I mentioned half a year ago that I am homeless. It is with much interest that I read last week's SF Chronicle piece on the Relentless Rise of Bay Area Home Prices. Here are my favorite passages from that article.
- If you look at the things that really drive the real estate market, you have interest rates which are still at 35-year lows. I think the biggest thing that's driving price today is lack of inventory. There are more buyers than there are houses to buy.
- [In October the median price of a home in the Bay Area] went up from $544,000 in September to what looks like will be $553,000. This is for resale houses... what we're seeing is basically buying activity where people are putting roofs over their heads. You can't use the bubble criteria there... The market does what it does. What did Ed Leamer of UCLA (director of its Anderson Forecast) say a couple of years ago? He said, "What are they smoking up there in the Bay Area?" He just couldn't make sense of the numbers here.
- What's happening in the Bay Area is this: We have a deficit of home ownership, so people took advantage of the low interest rates and easy credit to become homeowners. We have the lowest home ownership rate in the state. I believe it's 58 percent. Nationwide, it was 69 percent. So we have a deficit. Let me give you the demographics and the job situation, which I think eventually will cause us a problem.
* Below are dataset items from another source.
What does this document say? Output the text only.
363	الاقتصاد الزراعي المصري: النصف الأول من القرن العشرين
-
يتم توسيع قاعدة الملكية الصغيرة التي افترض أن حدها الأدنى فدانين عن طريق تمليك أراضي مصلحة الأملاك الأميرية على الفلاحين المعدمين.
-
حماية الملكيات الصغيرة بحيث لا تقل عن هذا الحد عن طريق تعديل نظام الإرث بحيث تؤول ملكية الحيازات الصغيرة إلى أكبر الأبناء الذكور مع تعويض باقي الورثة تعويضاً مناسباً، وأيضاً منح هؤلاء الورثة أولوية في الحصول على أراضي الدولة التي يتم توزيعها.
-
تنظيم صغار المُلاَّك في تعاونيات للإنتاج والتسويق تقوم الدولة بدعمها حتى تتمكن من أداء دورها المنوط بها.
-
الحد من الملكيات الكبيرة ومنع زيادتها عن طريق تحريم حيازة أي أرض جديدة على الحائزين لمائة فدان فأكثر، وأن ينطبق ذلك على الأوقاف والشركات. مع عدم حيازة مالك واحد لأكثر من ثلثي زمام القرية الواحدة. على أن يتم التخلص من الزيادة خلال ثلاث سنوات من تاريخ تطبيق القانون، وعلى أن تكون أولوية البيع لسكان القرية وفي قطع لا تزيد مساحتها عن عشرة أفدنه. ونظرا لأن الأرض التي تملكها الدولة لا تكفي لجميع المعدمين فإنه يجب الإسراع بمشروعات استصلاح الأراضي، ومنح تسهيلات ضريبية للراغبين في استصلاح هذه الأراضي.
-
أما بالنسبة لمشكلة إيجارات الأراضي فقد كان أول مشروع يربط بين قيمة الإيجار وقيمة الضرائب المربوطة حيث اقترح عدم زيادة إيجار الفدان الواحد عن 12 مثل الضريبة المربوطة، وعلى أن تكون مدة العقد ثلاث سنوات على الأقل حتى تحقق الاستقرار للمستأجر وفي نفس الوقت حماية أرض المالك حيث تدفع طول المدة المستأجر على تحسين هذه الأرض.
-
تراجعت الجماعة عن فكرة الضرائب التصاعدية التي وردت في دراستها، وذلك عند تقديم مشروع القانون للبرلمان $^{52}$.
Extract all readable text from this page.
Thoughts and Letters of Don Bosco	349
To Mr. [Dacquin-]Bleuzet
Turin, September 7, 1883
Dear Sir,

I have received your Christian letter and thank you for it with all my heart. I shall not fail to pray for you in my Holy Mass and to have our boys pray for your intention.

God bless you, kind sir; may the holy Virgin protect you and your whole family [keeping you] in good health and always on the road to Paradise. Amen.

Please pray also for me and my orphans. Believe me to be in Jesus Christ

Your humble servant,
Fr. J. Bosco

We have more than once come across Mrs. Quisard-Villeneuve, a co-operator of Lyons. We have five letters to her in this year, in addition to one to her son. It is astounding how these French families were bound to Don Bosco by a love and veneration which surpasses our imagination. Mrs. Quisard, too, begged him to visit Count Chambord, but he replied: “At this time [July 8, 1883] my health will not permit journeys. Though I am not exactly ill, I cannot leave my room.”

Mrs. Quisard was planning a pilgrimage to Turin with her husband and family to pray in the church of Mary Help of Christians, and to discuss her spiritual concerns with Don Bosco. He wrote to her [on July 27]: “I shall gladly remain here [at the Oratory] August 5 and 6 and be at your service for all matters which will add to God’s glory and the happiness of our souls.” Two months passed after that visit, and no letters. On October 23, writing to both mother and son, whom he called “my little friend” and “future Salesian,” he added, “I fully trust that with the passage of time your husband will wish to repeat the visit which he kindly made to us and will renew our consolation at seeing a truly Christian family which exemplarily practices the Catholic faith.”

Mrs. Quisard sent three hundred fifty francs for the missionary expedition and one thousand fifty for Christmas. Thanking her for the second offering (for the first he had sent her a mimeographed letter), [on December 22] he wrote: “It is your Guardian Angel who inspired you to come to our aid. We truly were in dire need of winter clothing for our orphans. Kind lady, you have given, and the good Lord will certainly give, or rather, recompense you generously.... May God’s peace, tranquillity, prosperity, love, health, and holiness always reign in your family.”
We've lost 135,000 jobs the last three years in San Francisco. We've lost 175,000 in San Jose. In Oakland, we lost only 30,000, and we've actually gained 6,000 in the East Bay. So the job situation would have said that this would be a very bad housing environment. Every time we've had a recession like this, with a run-up in prices, which we did have in the late 1990s, you would get a housing recession. But what offset that was the extraordinarily low interest rates.
- Other factors have offset the terrible economy. There have been extraordinarily low interest rates, easy credit and trade-up buyers having built up more money. I'm worried about the Bay Area and California as a whole. The California Association of Realtors affordability numbers are 14 percent for San Francisco. Oakland is about the same. San Jose looks like it might be a hair better. The problem with that is that's with very low interest rates. I'm thinking that if interest rates go up, it's out of control.
- It wouldn't shock me to see a price decline of 15 percent on average over a three- or five-year period... From 1990 to 1994, the Bay Area probably lost about 10 to 11 percent of its value.
- In the Bay Area, it's low. About 7 percent are buying homes they don't live in.
- We've got this churn rate, how fast (houses) turn over. Basically, the Bay Area is about the same as the rest of the state. California has always had a higher turnover rate than the rest of the country. We just do more of everything here. We get divorced more often; we move more often; we get fired and get new jobs more often. Everything happens faster in California, and that's reflected in the length-of-ownership statistics. One other thing about the market -- and this is one of those obscure little factors that's going to play a big part -- we have to remember that for every mortgage dollar being loaned out there right now, there are two waiting in the wings to be loaned.
- The vast majority [of people leaving the Bay Ara] are homeowners. It makes a lot of sense. Their house is now worth $1 million or $1.5 million. They can sell it, trade down, get the capital gains tax-free and pay no income tax in Nevada. California has a crisis. The Bay Area's problem isn't housing as much as how do we create jobs? The housing factor could hurt because companies have to pay a lot more for their employees to live here.
- [First-time homeowners] don't need a big down payment today -- very low down payments, creative financing. You can basically be qualified at a 2 percent rate on a deferred-interest mortgage. Easy credit has most helped them. Wealthy buyers don't care about that. What percentage of buyers are first-time buyers? I want to say something like 30 percent, and it's eroding. It's not that there aren't many of them. It's that the other side is so able to take advantage of this trade-up market.
- Until two years ago, it got very affordable because prices hadn't moved up much, and interest rates had come down. So interest rates and easy credit were two main reasons along with the wealth effect -- people reallocating their money to housing rather than stocks. For first-time buyers, it's always been tough. People are stretching. It used to be that you couldn't spend more than one-third of your income to buy a house. Now the criteria are stretched. It's 42 or 43 percent.
- In January, February and March, it was crazy. There just weren't enough properties on the market. It seemed every property had 8, 10, 12, 14, 44 offers. Right now, that's moderating. That's a positive thing. Houses with multiple offers are going for less over asking price. There are exceptions, particularly on the Peninsula, where you have a scarcity of listings, like Burlingame, like Menlo Park. It's unbelievable that at entry level -- $700,000 in Burlingame -- you may have 20 offers because there are so many people want to get in there.
- Annual median price of single-family detached houses in the nine-county Bay Area:
1995 $227,000
1996 $234,000
1997 $254,000
1998 $274,000
1999 $302,000
2000 $364,000
2001 $386,000
2002 $422,000
2003 $455,000
2004 $527,000 (through October)
I love listening to real estate people talk about the Bay Area housing market...
At my last job, I made $20 an hour, which annualizes to $41,600.